Mantel results for matrix correlations. (Correlation coefficients (r) significantly different from zero (p-value <0.05 are in italics.)

Allelic richness and source number show a nearly significant positive relationship (r2=0.244, p=0.074, one tailed), and a positive relationship exists between heterozygosity and the number of sources (r2=0.504, p=0.011, one tailed; figure 1). No relationship exists between population differentiation and geographical distance among introduced populations (table 3), providing no evidence for isolation-by-distance among non-native populations. A highly significant relationship exists between population differentiation and native-range source disparity, using both source-number and source-frequency matrices (figure 1; table 3). The less differentiated they are genetically, the more similar two populations are in their native-range sources. A general deficiency of heterozygotes (table 1; table S3 in the electronic supplementary material) suggests a Wahlund effect; the historical mixing of non-native sources is not yet obliterated by interbreeding among them.

Figure 1

Introduced A. sagrei populations show (a) a positive relationship between genetic diversity (observed heterozygosity) and source number using linear regression, and significant Mantel test correlations between population differentiation (FST) and two measures ((b) source frequency difference and (c) source number difference) of native-range source disparity.

4. Discussion

Our results reject the hypothesis that individuals from different native-range sources merely coexist without interbreeding within invasive A. sagrei populations. Genetic admixture produces a positive relationship between genetic diversity and source number over a range of values (figure 1), indicating that source number has an additive effect on within-population genetic diversity. An exception to this relationship is Corpus Christi, which has attained relatively high heterozygosity despite founding by only two sources (figure 1). If selectively important genetic variation also increases with source number, then introduced populations derived from more sources should undergo more rapid evolution by natural selection (Allendorf & Luikart 2007). Studies detecting multiple sources in biological invasions should test for an effect of admixture on genetic diversity, which is crucial for understanding the potential for adaptation in introduced populations (Gilchrist & Lee 2007; Lavergne & Molofsky 2007).

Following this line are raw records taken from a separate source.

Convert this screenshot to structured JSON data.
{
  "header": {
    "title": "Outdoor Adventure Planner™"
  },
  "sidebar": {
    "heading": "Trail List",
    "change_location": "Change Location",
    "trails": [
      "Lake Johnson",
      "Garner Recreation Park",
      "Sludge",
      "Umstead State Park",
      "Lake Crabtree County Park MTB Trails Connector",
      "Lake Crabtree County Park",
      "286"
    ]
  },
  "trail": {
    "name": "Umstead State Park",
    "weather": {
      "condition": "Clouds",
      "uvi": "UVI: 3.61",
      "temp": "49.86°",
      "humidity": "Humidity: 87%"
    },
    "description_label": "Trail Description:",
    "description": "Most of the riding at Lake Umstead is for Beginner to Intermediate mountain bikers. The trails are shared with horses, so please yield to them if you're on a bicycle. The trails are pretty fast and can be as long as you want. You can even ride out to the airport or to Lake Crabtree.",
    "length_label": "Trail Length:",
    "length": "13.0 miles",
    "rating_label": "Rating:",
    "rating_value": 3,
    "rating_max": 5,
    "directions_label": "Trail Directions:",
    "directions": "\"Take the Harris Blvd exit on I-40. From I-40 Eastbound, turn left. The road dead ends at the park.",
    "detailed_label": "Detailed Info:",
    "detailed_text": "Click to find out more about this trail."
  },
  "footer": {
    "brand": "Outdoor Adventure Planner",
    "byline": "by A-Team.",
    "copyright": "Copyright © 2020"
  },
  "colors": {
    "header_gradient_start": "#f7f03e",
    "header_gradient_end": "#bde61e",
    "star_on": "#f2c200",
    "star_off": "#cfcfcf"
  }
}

Our data do not exhibit the isolation-by-distance pattern of variation expected if post-introduction gene flow and genetic drift were the major factors structuring geographical genetic variation among populations (Herborg et al. 2007). Non-native populations more similar in source number and frequency are more similar genetically regardless of geographical location; thus, genetic affinities among introduced populations are best explained by their sharing of colonists from distinct native-range sources (figure 1; table 3). In the case of Lower Matecumbe Key, private alleles from a unique source in west central Cuba (see Kolbe et al. 2007) contribute to population differences between it and all other non-native populations. Other factors, such as differential founder effects (Hawley et al. 2006), also may generate genetic differentiation among non-native A. sagrei populations.

By combining mtDNA and microsatellite data, we show that admixture of multiple genetically disparate native-range sources elevates genetic variation within non-native populations, which may enhance the response to natural selection and facilitate invasion success (Ellstrand & Schierenbeck 2000; Lavergne & Molofsky 2007). Additionally, this interbreeding of individuals from different native-range sources within non-native populations suggests that factors other than intrinsic reproductive isolation may be needed to explain the maintenance of historically and geographically distinct genetic lineages in the native range, a pattern found in many Anolis species (e.g. Glor et al. 2004; Kolbe et al. 2004).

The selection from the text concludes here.